Emma Stone as Gwen Stacy

This first of a new trilogy holds much closer to the original comics, as well.  This Peter Parker is in high school, where he belongs, rather than college.  His web-slinging abilities come not from his newly acquired spider powers, but rather from innate genius and finely tuned mechanical skills through his invention of “web-shooters “.  And, of course, Gwen Stacy rather than Mary Jane “MJ” Watson was Peter’s first true love (although in the comics they did not meet until after Peter graduated from high school and entered college).  True fans should appreciate this adherence to the original Spider-Man canon.

Web Shooters

As with most “origination” stories, this movie spends the vast majority of its time setting up the characters and their motivations . . . and that’s a good thing.  From my previous Marvel-based movie review, you know I appreciate substance over pyrotechnics and computer-generated whiz-bang visuals, and this story caters to the thinking audience on all fronts.  Yes, there’s a bit too much CGI, but you can’t even get through a comedy nowadays without that being the case.  But, overall, this is about the story, not about the gee-whiz—and that alone makes the two hours and seventeen minutes of sitting in a darkened theater seem like far less.

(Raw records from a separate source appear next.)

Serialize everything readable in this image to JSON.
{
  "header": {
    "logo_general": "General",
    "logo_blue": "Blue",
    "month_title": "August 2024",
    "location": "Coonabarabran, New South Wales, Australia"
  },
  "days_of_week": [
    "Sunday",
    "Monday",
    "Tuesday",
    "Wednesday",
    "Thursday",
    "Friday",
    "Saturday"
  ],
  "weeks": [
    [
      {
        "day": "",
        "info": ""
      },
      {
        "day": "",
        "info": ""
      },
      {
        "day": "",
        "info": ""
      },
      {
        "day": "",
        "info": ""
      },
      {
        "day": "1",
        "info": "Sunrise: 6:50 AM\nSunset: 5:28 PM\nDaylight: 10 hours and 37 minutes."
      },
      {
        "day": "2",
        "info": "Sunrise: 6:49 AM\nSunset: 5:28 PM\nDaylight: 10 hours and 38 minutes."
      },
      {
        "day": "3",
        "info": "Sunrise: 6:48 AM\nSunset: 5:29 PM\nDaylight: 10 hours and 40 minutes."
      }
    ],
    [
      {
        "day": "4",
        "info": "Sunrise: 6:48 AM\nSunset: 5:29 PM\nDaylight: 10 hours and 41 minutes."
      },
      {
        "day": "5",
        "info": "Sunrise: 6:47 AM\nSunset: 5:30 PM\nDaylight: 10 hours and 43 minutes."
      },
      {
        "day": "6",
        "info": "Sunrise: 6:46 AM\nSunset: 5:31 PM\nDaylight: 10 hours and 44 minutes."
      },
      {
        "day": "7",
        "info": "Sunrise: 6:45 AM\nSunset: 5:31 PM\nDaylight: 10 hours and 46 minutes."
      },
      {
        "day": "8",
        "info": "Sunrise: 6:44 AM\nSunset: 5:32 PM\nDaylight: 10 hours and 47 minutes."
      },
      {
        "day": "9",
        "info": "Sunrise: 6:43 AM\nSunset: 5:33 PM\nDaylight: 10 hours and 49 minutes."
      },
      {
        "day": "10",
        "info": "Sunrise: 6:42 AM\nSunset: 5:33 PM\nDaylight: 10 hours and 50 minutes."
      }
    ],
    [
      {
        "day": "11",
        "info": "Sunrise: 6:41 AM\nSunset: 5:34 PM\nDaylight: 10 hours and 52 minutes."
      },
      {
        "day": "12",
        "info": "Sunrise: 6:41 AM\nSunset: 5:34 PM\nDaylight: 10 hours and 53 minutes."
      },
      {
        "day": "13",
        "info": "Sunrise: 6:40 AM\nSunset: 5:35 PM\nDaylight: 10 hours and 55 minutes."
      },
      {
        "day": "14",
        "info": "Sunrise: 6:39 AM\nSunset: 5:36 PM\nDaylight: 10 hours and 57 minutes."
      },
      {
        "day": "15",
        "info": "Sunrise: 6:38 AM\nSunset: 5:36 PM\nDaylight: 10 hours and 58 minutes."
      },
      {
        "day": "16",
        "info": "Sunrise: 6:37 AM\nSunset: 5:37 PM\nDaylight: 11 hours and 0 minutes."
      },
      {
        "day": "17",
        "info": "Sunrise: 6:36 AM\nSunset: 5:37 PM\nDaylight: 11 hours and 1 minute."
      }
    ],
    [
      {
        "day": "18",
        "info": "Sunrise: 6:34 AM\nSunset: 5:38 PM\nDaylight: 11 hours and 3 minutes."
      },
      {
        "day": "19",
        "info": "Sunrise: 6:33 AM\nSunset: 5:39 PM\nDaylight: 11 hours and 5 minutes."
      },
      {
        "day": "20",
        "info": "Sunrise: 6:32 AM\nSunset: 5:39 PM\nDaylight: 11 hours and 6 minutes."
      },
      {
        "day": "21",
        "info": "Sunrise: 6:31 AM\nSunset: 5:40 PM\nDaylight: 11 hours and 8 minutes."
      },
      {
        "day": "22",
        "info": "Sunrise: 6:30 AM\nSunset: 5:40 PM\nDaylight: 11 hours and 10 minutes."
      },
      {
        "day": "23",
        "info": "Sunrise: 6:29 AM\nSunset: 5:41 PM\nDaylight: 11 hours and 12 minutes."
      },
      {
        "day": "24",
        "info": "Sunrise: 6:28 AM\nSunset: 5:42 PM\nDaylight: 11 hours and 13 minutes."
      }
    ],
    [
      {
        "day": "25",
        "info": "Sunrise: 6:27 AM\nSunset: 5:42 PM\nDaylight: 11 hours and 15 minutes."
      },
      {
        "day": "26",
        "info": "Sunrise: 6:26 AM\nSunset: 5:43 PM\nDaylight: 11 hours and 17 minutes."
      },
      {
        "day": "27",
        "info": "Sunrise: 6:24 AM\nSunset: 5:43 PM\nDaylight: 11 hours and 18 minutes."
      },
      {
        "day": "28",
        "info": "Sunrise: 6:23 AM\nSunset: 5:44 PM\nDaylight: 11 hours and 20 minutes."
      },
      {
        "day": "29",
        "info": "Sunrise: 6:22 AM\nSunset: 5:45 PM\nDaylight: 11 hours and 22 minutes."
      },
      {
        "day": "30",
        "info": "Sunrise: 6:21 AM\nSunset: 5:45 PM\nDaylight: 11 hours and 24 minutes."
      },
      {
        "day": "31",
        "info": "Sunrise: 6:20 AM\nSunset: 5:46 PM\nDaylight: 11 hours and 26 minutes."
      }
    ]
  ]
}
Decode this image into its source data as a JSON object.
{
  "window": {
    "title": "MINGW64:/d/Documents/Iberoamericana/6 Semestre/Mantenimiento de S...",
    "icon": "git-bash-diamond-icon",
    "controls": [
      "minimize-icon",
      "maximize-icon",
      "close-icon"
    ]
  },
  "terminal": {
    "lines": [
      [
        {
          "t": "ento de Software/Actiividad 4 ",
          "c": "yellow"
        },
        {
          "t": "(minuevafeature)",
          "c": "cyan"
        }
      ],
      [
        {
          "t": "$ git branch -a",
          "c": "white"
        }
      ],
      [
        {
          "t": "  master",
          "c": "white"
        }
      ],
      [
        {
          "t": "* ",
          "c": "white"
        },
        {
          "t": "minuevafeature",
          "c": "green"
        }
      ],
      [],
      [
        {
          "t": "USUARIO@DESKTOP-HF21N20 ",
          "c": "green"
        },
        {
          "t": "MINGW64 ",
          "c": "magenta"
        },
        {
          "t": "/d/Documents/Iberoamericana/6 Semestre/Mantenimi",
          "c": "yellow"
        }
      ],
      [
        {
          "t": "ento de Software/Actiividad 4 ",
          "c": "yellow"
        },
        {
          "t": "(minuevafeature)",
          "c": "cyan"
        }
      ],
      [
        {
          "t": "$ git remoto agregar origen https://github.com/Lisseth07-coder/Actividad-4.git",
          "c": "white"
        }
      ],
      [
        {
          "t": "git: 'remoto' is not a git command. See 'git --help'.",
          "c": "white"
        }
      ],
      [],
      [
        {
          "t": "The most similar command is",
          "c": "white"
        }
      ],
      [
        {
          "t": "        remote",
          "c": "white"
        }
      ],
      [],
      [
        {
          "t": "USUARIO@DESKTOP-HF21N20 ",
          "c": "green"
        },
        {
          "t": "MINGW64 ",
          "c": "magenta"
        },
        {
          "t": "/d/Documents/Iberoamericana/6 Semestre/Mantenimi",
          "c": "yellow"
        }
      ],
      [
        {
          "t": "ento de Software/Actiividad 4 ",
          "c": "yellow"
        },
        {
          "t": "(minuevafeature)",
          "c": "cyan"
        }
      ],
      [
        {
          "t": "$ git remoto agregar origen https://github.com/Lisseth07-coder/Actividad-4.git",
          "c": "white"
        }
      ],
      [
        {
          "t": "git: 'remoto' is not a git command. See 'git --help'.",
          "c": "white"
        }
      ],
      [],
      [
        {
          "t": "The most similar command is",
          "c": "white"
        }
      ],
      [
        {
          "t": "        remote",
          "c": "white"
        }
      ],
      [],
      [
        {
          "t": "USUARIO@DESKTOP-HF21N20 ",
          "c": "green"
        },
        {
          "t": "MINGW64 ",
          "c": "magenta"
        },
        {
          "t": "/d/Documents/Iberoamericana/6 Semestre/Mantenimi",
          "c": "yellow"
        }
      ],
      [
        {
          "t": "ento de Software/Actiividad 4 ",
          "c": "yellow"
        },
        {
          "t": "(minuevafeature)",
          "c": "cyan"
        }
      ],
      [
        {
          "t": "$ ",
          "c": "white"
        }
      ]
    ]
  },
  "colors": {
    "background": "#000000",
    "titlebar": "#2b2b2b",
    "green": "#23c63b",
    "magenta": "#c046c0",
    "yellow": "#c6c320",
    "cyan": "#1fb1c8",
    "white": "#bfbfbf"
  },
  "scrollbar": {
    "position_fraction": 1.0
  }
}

Oh, and don’t head for the exits when the credits roll.  As has become the norm with Marvel-based movies of late, there is an introductory clue as to what is coming in the sequel.  Hint:  There’s a reason why the antagonist (Rhys Ifans as Dr. Curt Connors/The Lizard) in this movie works for OsCorp and Norman Osborn, and why those references are dropped about the movie like dusty cobwebs in a neglected corner of the ceiling of a deserted shack.  Do I see a Green Goblin in the future?  You bet I do.

Rhys Ifans—appropriately menacing as Dr. Curt Connors. “The Lizard”

Let’s hope this team keeps up the good work in the two planned follow-through pictures.  Alas, if recent Hollywood history is any indication, if they can pull that off in the sequels then they will indeed have performed a superhuman feat worthy of a comic book superhero.  There is, after all, a lot of character development still pending.  For one thing, much of this Peter Parker’s motivations revolve around the mysterious disappearance years before of both his father and mother . . . and that remains unresolved at the end of this installment.  Another clue to the upcoming—Richard Parker, Peter’s father, also worked of Oscorp and Norman Osborn.

By the way, you simply have got to admire the producers of a movie about a web-slinging teenager with spider-like powers who have the sense of humor to hire as a director someone with the last name of Webb.